The motive of this new breed of killer is to go to different houses, capture the residents, torture them a bit, then see if they have what it takes to survive escaping the house that he has rigged with deadly traps. From each test site, he takes one person who he “likes” the most and shuts them in a trunk. The trunk is then placed somewhere in the next test site as bait. That way when someone finds and unlocks it, the person inside becomes loud and possibly screams, attracting his attention. Not to mention, he is called “The Collector,” so taking someone not only serves as bait, but they are added to his “collection.”

The Collection picks up where its predecessor left off with Arkin captured by “The Collector” and placed in the “bait trunk.” This time, “The Collector” doesn’t just want a few family members in a small house, but an entire rave full of unsuspecting young adults. Elena (Emma Fitzpatrick) and her friends decide to go to this party after her boyfriend bails on her. During a few scenes of teen partying, with some of the better electronic music I’ve heard, “The Collector” is shown in the rafters waiting to unleash the few devices he’s brought to wipe out the entire crowd.

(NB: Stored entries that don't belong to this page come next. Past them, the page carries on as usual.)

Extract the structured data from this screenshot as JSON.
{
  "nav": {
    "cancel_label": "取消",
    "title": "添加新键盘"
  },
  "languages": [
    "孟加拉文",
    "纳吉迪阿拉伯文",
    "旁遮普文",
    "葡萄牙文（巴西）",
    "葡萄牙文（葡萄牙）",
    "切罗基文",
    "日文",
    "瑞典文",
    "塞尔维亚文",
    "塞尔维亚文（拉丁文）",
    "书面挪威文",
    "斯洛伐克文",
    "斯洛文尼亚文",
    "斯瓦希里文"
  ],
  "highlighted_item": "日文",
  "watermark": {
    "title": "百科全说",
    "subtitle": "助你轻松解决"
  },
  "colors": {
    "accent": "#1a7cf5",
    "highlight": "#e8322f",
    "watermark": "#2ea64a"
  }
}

Those who get away from the death saw that demolishes the dance floor are caged in a room with a closing ceiling, squishing the remaining survivors. In the madness, Elena manages to avoid certain death, finding the trunk and releasing Arkin, who escapes out a window, but before she gets away, she is taken by “The Collector.”

The rest of the film is dedicated to Elena’s caretaker Lucello (Lee Tergesen, Oz), Arkin, and a team of hired mercenaries entering “The Collector’s” hideout to rescue Elena. Unfortunately for Arkin, he is the only person who has survived “The Collector’s” grasp, and he knows the location of the lair. This is a point where Arkin’s intelligence is displayed quite well, because while he was locked in the trunk riding in “The Collector’s” van, he cut his arm every time they went a certain distance or took turns. Resourcefulness and quick thinking are characteristics shared by both Arkin and Elena, already making them more fun to watch than victims of other horror flicks.

Knowing that people who had a hand in creating Saw also created this series might be an automatic turn-off to a lot of people, however, they only took elements from those movies that make this one better. The seamless transitions keep the timing at a perfectly steady pace and always switch from following Arkin to Elena at the best times. The run-down hotel that serves as “The Collector’s” home, and the changes in lighting are eerily familiar to the house from Saw II.

Following the traps before and after they go off also demonstrates some masterful camera use. An example of this is in the beginning when Elena first releases Arkin from the bait trunk, and a crossbow fires a bolt over their heads. The camera travels into the wall, shows the crossbow, and then continues to fly around the rave pointing out the other mounted traps.

Many parts of this movie are very well-planned, and the smarts of Arkin, Elena, and “The Collector” himself never cease to shine. In one of the rooms, a hoard of captives is unleashed on Arkin and the mercenaries, who are people that “The Collector” has drugged, cut out their tongue, and stapled a mask to their face. This seems like a mindless idea, but when you think about the fact that the group wastes the majority of their ammo here on essentially zombies, “The Collector” already eliminates the use of guns against him.

Stewart is no doubt the acting centerpiece of the film with meaningful dialogue that surpasses the trademark horror lines, “Run!” and “Are you alright?” Keep your eyes on Emma Fitzpatrick in the future though, because her role as Elena is nothing short of brilliant, and she successfully avoids being pigeonholed as the damsel in distress. She manages to get herself out of the bait trunk at one point with only her bra strap. That’s pretty impressive.

Horror fans are sure to enjoy this intelligent spin on the classic slasher. The acts of resourceful thinking, constant suspense, better-than-average acting, and pretty cool traps really set this movie apart from the average horror movie. Obviously, there is no lack of blood and gore, and there are definitely parts that will impress the audience with the creativity spun into this sequel. Six out of 10.